KPDS sınavında tamamen uluslararası siyonizme ve işgalci korsan devlete ait bir söylemin kullanılması ciddi skandaldı. Bu skandalın açığa çıkarılmasından sonra hükümete düşen görev olayın üzerine gitmek ve söz konusu söylemin sorulara yansıtılmasından sorumlu olanları sorgulamaktı. Şu ana kadar bu yönde bir şey yapıldığına dair bir bilgi medyaya yansımadı. Sergilenen tutum hadisenin küllendirildiğini, üstünün örtüldüğünü ve unutulmaya terk edildiğini gösteriyor.
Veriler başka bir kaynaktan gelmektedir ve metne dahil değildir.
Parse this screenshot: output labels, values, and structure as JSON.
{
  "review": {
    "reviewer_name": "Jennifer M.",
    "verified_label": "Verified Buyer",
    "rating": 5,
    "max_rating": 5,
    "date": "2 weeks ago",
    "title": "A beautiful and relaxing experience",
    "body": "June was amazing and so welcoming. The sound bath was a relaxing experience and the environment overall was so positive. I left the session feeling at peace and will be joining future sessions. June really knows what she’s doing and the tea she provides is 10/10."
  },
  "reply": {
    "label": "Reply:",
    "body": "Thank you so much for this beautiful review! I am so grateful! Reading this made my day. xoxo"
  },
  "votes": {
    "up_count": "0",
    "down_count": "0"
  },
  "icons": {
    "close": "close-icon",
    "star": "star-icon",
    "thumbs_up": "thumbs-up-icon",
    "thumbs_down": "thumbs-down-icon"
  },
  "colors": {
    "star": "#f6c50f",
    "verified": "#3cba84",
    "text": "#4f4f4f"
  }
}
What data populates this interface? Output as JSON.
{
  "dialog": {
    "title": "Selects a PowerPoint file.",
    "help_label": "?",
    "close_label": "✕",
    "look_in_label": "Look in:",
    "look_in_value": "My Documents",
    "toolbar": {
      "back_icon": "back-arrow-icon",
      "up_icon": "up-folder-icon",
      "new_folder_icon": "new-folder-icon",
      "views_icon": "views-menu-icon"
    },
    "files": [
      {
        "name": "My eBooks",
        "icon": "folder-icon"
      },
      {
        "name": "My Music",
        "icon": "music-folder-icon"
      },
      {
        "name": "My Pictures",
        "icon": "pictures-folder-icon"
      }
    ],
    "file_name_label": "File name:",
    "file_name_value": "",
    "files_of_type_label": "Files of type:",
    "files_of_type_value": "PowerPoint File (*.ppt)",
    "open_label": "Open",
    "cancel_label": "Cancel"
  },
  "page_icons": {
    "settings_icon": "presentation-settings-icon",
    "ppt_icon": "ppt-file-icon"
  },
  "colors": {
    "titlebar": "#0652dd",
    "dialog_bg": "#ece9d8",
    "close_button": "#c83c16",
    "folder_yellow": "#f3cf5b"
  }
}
Bu tutum, skandalın üzerine gitmeyenlerin KPDS sınavını kaybettiklerini ve “0” puanla çıktıklarını gösterir.
Hükümet bu olayın ardından OECD sınavına girdi ve yapılan çağrılara rağmen korsan Siyonist devletin üyeliğine itiraz etmeyerek bu sınavdan da “0” aldı. İki sıfırın toplamı sıfır olduğu için arka arkaya gelen bu iki önemli sınavdan çıkan sonuçların toplamı da sıfırdır.
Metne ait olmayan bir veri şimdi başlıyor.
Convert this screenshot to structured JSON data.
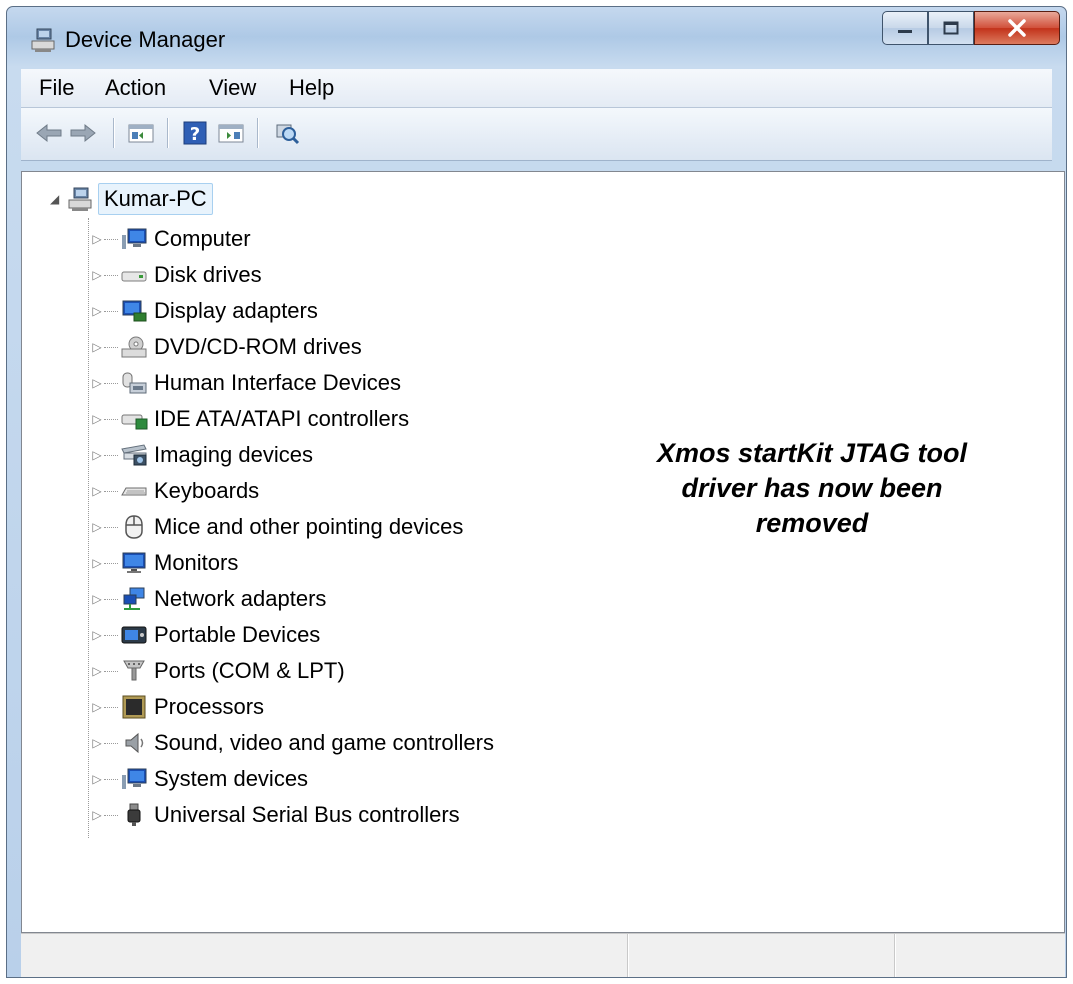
{
  "window": {
    "title": "Device Manager"
  },
  "colors": {
    "selection_border": "#a8d0f0",
    "selection_bg": "#e8f3fc",
    "close_button": "#c2321a"
  },
  "menu": [
    {
      "label": "File"
    },
    {
      "label": "Action"
    },
    {
      "label": "View"
    },
    {
      "label": "Help"
    }
  ],
  "toolbar": [
    {
      "icon": "back-arrow-icon"
    },
    {
      "icon": "forward-arrow-icon"
    },
    {
      "icon": "show-hide-console-tree-icon"
    },
    {
      "icon": "help-icon"
    },
    {
      "icon": "show-hide-action-pane-icon"
    },
    {
      "icon": "scan-hardware-changes-icon"
    }
  ],
  "tree": {
    "root": {
      "label": "Kumar-PC",
      "icon": "computer-network-icon",
      "expanded": true
    },
    "items": [
      {
        "label": "Computer",
        "icon": "computer-icon"
      },
      {
        "label": "Disk drives",
        "icon": "disk-drive-icon"
      },
      {
        "label": "Display adapters",
        "icon": "display-adapter-icon"
      },
      {
        "label": "DVD/CD-ROM drives",
        "icon": "dvd-drive-icon"
      },
      {
        "label": "Human Interface Devices",
        "icon": "hid-icon"
      },
      {
        "label": "IDE ATA/ATAPI controllers",
        "icon": "ide-controller-icon"
      },
      {
        "label": "Imaging devices",
        "icon": "imaging-device-icon"
      },
      {
        "label": "Keyboards",
        "icon": "keyboard-icon"
      },
      {
        "label": "Mice and other pointing devices",
        "icon": "mouse-icon"
      },
      {
        "label": "Monitors",
        "icon": "monitor-icon"
      },
      {
        "label": "Network adapters",
        "icon": "network-adapter-icon"
      },
      {
        "label": "Portable Devices",
        "icon": "portable-device-icon"
      },
      {
        "label": "Ports (COM & LPT)",
        "icon": "port-icon"
      },
      {
        "label": "Processors",
        "icon": "processor-icon"
      },
      {
        "label": "Sound, video and game controllers",
        "icon": "speaker-icon"
      },
      {
        "label": "System devices",
        "icon": "system-device-icon"
      },
      {
        "label": "Universal Serial Bus controllers",
        "icon": "usb-icon"
      }
    ]
  },
  "annotation": {
    "lines": [
      "Xmos startKit JTAG tool",
      "driver has now been",
      "removed"
    ]
  }
}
Siyonist korsan devletin OECD üyeliği başvurusunun karara bağlanacağı tarihten yaklaşık on gün önce Dışişleri Bakanlığı Müsteşarı Feridun Sinirlioğlu bir “İsrail” ziyareti gerçekleştirdi ve korsan yönetimin Dışişleri Bakanlığı Müsteşarı Yossi Gal ile görüşme yaptı. Sinirlioğlu, ziyaretiyle ilgili açıklamasında görüşmelerin olumlu geçtiğini dile getirmişti. Burada kastedilen olumluluğun kim hesabına olduğunu tespit etmek zordu. Fakat bugün ortaya çıkan durum “olumlu” havadan istifade eden tarafın işgal yönetimi olduğunu gösteriyor. Çünkü pragmatist yani faydacı açıdan bakıldığı zaman Türkiye’nin, Siyonist korsan devletin OECD üyeliğine sessiz kalması onun aleyhine olduğundan çıkan sonuç Türkiye açısından olumlu değildir. Bu olumsuz cihetle ilgili değerlendirmeyi inşallah müteakip yazımızda yapacağız.
Siyonist korsan yönetim bugünlerde kuruluşunun 62. yıldönümünü kutluyor. Filistinliler nezdinde Nekbe yani büyük felaket olarak adlandırılan bu olayın yıldönümü işgalci saldırganlar için bayram günüdür. Ama tahmin ediyoruz işgal yönetimi OECD’ye kabul edilmesinden dolayı bu yıl kuruluş yıldönümünde iki bayramı birden kutluyor. Belki 20 yıldan beri uğraştığı OECD’ye üyelik talebinin kabul edilmesinden dolayı yaşadığı bayramı diğerine nispetle çok daha fazla önemsiyordur. Yaptığı açıklamalar da bunu gösteriyor.
Şimdi Filistin davası ve Siyonist korsan devlet karşısında izlenen politikayla ilgili hükümetin önünde üç sınav daha var: Birincisi: İHH temsilcisi değerli kardeşimiz İzzet Şahin’e diplomatik düzeyde sahip çıkılması ki bu konuda henüz söze gelir bir adım atılmamıştır. İkincisi: Korsan devletin kuruluş yıldönümüyle ilgili davetlerin reddedilmesi. Üçüncüsü: Gazze’ye insanî yardım götürecek gemi filosuna destek verilmesi. Eğer bu konularda da bariz bir şey ortaya koyamazsa 2010 yılının birinci döneminde “Filistin” dersinden girdiği sınavlarda alacağı puanlar 5x0=0 olabilir. O zaman hükümetin Filistin politikası durduğu yerde ses çıkarmaktan ibaret kalır, hiçbir ilerleme kaydetmiş olamaz.